In this paper, we investigate problems which are dual to the unification problem, namely the Fixed Point (FP) problem, Common Term (CT) problem and the Common Equation (CE) problem for string rewriting systems. Our main motivation is computing fixed points in systems, such as loop invariants in programming languages. We show that the fixed point (FP) problem is reducible to the common term problem.
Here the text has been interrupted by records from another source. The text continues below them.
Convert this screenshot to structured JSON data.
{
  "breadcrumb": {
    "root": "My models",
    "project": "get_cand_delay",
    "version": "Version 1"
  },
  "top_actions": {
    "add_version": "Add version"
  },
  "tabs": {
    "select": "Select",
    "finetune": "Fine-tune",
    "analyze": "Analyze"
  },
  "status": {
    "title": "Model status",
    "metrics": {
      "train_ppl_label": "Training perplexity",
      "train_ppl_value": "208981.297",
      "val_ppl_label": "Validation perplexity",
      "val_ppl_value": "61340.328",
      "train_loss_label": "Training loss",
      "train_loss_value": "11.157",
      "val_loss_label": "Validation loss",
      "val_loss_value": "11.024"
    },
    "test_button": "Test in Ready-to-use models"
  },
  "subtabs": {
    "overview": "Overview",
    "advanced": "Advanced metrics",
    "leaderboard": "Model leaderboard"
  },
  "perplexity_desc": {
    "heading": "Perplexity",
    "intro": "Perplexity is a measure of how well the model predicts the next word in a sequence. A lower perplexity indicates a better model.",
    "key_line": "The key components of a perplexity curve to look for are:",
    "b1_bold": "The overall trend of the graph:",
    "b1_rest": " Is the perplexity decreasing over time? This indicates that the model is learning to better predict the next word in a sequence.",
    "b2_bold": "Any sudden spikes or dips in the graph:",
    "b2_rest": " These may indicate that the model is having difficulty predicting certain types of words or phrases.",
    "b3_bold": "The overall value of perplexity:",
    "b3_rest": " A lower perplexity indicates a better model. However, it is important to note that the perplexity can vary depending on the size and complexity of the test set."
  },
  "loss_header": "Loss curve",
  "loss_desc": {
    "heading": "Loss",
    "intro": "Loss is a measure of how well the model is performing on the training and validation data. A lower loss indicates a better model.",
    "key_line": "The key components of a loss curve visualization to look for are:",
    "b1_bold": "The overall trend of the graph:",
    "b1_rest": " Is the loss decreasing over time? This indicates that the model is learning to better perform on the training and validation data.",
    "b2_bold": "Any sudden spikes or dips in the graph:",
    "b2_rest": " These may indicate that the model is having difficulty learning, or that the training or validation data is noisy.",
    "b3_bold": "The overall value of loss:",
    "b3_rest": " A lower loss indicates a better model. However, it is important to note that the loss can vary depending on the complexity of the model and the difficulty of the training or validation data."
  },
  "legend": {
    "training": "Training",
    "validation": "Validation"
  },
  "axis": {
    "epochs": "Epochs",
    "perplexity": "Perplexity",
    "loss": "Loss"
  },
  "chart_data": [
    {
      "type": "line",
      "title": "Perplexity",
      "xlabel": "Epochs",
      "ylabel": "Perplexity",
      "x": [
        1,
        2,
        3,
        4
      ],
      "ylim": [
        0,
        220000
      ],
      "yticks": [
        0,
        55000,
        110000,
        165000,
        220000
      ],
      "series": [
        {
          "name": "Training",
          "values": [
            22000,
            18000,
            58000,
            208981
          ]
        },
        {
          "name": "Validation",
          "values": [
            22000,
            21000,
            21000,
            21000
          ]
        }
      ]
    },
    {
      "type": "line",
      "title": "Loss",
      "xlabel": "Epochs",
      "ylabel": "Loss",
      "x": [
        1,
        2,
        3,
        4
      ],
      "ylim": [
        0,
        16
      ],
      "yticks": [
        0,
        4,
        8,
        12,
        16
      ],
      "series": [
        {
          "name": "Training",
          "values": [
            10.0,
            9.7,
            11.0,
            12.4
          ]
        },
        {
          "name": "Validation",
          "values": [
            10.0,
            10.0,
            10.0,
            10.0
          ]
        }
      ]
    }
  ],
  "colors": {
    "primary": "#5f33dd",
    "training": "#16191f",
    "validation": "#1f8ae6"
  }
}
Our new results are: (i) the fixed point problem is undecidable for finite convergent string rewriting systems whereas it is decidable in polynomial time for finite, convergent and dwindling string rewriting systems, (ii) the common term problem is undecidable for the class of dwindling string rewriting systems, and (iii) for the class of finite, monadic and convergent systems, the common equation problem is decidable in polynomial time but for the class of dwindling string rewriting systems, common equation problem is undecidable.

翻译：本文研究了与统一问题对偶的问题，即字符串重写系统中的不动点问题、公共项问题和公共方程问题。我们的主要动机是计算系统中的不动点，例如编程语言中的循环不变量。我们证明不动点问题可归约到公共项问题。我们的新结果如下：(i) 对于有限收敛的字符串重写系统，不动点问题不可判定，而对于有限、收敛且萎缩的字符串重写系统，该问题可在多项式时间内判定；(ii) 对于萎缩字符串重写系统类，公共项问题不可判定；(iii) 对于有限、一元且收敛的系统类，公共方程问题可在多项式时间内判定，但对于萎缩字符串重写系统类，公共方程问题不可判定。